10yo, in lieu of reading on her own, chose to read to me from some sort of minecraft handbook. i now know more than i ever – EVER – wanted to about zombie pigmen and the difference between wither skeletons and withers (hint: number of heads). i’m seriously rethinking the whole kindle for the kids things. *headdesk*
daddy and kids making a ton of noise in the other room.
me [looking at clock]: it’s past time to get ready for bed!! let’s go!
10yo [skipping into the room]: sorry, mama. daddy was teaching me how to shoot off people’s heads. (playing a weird, creepy xbox game, not IRL people)

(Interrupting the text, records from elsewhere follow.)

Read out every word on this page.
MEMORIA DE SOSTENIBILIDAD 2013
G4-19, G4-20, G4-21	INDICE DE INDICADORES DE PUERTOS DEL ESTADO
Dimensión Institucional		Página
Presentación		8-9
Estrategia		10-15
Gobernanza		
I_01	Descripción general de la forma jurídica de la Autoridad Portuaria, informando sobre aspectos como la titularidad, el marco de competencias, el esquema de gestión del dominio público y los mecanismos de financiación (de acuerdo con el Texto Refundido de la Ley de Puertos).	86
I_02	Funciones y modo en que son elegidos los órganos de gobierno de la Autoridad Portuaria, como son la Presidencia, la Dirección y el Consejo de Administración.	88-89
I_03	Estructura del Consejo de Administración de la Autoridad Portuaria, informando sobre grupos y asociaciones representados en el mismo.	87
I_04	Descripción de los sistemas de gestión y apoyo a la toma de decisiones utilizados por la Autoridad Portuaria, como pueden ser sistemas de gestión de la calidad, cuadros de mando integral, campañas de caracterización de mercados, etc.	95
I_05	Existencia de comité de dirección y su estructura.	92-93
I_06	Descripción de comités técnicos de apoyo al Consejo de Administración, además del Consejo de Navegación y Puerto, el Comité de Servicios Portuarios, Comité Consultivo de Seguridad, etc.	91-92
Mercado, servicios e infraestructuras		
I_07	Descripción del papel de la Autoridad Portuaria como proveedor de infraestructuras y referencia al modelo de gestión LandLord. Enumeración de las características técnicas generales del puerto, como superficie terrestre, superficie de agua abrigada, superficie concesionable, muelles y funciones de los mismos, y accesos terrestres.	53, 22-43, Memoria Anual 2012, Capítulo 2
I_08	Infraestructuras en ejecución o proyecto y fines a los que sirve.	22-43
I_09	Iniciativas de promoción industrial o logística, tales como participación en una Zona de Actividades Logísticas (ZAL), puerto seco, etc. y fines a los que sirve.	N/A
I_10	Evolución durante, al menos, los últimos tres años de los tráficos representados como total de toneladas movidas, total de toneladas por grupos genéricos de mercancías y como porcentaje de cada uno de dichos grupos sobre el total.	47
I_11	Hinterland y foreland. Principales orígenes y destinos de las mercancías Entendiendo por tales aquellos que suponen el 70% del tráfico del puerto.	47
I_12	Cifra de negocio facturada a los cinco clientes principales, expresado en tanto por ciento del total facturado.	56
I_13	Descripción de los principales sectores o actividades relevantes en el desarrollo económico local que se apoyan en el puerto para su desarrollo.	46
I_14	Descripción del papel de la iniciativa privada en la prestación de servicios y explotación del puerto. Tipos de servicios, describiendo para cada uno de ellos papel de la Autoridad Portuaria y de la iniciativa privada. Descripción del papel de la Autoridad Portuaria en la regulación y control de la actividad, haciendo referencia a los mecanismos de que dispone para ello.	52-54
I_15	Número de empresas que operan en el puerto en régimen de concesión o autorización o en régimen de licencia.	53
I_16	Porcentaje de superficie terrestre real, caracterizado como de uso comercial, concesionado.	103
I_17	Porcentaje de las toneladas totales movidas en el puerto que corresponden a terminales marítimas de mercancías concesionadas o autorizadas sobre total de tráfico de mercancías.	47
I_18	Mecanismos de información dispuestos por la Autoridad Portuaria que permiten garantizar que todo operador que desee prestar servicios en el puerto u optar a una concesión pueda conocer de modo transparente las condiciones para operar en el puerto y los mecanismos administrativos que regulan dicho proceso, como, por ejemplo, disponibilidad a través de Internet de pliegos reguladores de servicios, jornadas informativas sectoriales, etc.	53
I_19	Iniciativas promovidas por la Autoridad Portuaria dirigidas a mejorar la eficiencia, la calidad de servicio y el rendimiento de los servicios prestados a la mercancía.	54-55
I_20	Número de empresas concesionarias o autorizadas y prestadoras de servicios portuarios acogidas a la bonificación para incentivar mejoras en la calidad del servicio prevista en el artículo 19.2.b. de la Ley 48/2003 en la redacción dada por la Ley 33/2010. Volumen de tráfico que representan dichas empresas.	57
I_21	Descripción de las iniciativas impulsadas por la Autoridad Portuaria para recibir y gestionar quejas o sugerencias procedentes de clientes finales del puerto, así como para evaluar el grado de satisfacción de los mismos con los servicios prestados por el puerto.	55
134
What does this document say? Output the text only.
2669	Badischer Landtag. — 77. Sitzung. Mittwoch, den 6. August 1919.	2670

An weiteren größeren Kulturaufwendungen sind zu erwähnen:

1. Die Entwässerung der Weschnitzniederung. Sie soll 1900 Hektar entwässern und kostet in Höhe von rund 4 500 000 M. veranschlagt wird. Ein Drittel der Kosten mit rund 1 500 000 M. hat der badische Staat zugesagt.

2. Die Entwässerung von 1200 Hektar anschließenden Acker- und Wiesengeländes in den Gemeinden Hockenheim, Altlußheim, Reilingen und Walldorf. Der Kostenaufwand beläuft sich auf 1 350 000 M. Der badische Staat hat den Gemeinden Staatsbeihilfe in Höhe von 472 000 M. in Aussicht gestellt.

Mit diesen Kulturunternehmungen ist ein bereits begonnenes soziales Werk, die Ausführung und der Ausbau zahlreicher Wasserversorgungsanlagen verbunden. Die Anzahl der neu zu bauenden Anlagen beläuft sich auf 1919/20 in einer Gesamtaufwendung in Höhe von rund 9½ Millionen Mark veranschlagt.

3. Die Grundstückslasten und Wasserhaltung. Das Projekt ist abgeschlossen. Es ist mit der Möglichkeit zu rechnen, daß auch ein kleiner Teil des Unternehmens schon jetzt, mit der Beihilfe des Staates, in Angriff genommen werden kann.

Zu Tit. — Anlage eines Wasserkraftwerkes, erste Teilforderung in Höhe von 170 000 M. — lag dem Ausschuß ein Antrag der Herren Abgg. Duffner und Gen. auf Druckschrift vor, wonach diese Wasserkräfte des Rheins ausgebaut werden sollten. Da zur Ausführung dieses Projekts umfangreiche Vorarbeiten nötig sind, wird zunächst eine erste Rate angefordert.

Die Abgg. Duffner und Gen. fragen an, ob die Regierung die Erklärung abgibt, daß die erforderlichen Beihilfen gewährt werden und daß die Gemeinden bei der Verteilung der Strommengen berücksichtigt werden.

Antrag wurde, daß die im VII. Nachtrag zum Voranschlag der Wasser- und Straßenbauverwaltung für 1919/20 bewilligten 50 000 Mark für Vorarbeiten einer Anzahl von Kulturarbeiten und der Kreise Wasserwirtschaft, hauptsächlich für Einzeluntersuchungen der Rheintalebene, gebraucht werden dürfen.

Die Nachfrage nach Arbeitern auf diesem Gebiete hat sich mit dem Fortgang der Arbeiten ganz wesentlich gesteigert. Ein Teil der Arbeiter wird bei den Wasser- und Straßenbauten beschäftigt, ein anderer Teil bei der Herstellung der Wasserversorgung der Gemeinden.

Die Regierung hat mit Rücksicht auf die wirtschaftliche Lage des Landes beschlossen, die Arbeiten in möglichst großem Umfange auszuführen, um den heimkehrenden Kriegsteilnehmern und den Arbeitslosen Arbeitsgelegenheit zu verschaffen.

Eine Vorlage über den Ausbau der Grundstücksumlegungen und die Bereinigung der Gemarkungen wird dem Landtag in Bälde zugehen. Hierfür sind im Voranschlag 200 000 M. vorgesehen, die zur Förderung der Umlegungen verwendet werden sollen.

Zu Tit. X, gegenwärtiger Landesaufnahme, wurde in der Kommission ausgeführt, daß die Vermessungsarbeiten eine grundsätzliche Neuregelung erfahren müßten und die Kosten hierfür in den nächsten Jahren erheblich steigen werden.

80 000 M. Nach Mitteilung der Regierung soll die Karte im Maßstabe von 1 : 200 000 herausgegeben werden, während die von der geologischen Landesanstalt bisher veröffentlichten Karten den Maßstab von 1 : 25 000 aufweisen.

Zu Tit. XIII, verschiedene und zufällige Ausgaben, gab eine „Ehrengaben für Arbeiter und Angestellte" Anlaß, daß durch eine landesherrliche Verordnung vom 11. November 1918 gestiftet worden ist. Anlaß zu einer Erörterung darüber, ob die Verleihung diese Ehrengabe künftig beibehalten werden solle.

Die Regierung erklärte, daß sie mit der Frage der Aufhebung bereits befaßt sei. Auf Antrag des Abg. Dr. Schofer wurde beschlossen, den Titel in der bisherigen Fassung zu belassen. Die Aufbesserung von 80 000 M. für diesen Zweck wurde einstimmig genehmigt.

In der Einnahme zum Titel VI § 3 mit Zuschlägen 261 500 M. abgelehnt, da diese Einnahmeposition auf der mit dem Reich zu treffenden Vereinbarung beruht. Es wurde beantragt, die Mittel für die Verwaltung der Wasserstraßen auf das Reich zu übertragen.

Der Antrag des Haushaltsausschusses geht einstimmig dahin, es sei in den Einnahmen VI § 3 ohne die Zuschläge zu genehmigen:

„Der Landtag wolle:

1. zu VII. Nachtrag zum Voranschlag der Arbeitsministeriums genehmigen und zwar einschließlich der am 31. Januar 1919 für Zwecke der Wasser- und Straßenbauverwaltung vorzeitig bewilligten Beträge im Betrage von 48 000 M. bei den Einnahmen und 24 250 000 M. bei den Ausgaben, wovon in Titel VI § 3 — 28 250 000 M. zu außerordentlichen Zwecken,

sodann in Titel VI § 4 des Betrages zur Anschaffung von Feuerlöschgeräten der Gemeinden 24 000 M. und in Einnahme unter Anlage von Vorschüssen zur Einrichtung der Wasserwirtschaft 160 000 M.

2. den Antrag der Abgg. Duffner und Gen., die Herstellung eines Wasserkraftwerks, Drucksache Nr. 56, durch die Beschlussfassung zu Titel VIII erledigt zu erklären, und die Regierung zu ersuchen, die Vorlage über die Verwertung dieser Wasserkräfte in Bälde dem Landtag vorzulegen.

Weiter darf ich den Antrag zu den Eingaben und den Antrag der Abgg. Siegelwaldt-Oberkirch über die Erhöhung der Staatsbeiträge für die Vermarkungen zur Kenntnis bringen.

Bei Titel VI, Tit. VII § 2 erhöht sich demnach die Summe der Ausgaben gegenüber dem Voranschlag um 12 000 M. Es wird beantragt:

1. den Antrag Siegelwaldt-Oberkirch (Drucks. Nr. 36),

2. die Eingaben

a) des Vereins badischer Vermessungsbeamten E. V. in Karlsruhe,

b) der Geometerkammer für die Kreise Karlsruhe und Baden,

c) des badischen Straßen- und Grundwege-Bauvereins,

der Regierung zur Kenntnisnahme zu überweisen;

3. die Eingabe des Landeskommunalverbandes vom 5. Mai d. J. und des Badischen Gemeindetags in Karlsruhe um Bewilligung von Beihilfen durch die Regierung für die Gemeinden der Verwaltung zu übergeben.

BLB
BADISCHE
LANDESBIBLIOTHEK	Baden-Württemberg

me:……so glad daddy is teaching you the important things in life. *sigh*
so i get up and realize that my desk chair, where i sit to catch up on news in the morning, is gone. 9yo has co-opted it so that her stuffies can sit and watch her play a game on her computer. there are like 10 other chairs in the house. but somehow i was the bad guy when i asked for my chair back. *sigh*
i woke up on saturday and walked out into the family room. 6yo is sitting on daddy’s lap and proudly announces: mama, daddy taught me how to cut people in half with a chainsaw and i did it all by myself!!!!! [huge smile and lots of giggles]
it takes me a minute to figure out that they are playing some godforsaken game on xbox. i then narrow my eyes at daddy and shake my head while exiting the room.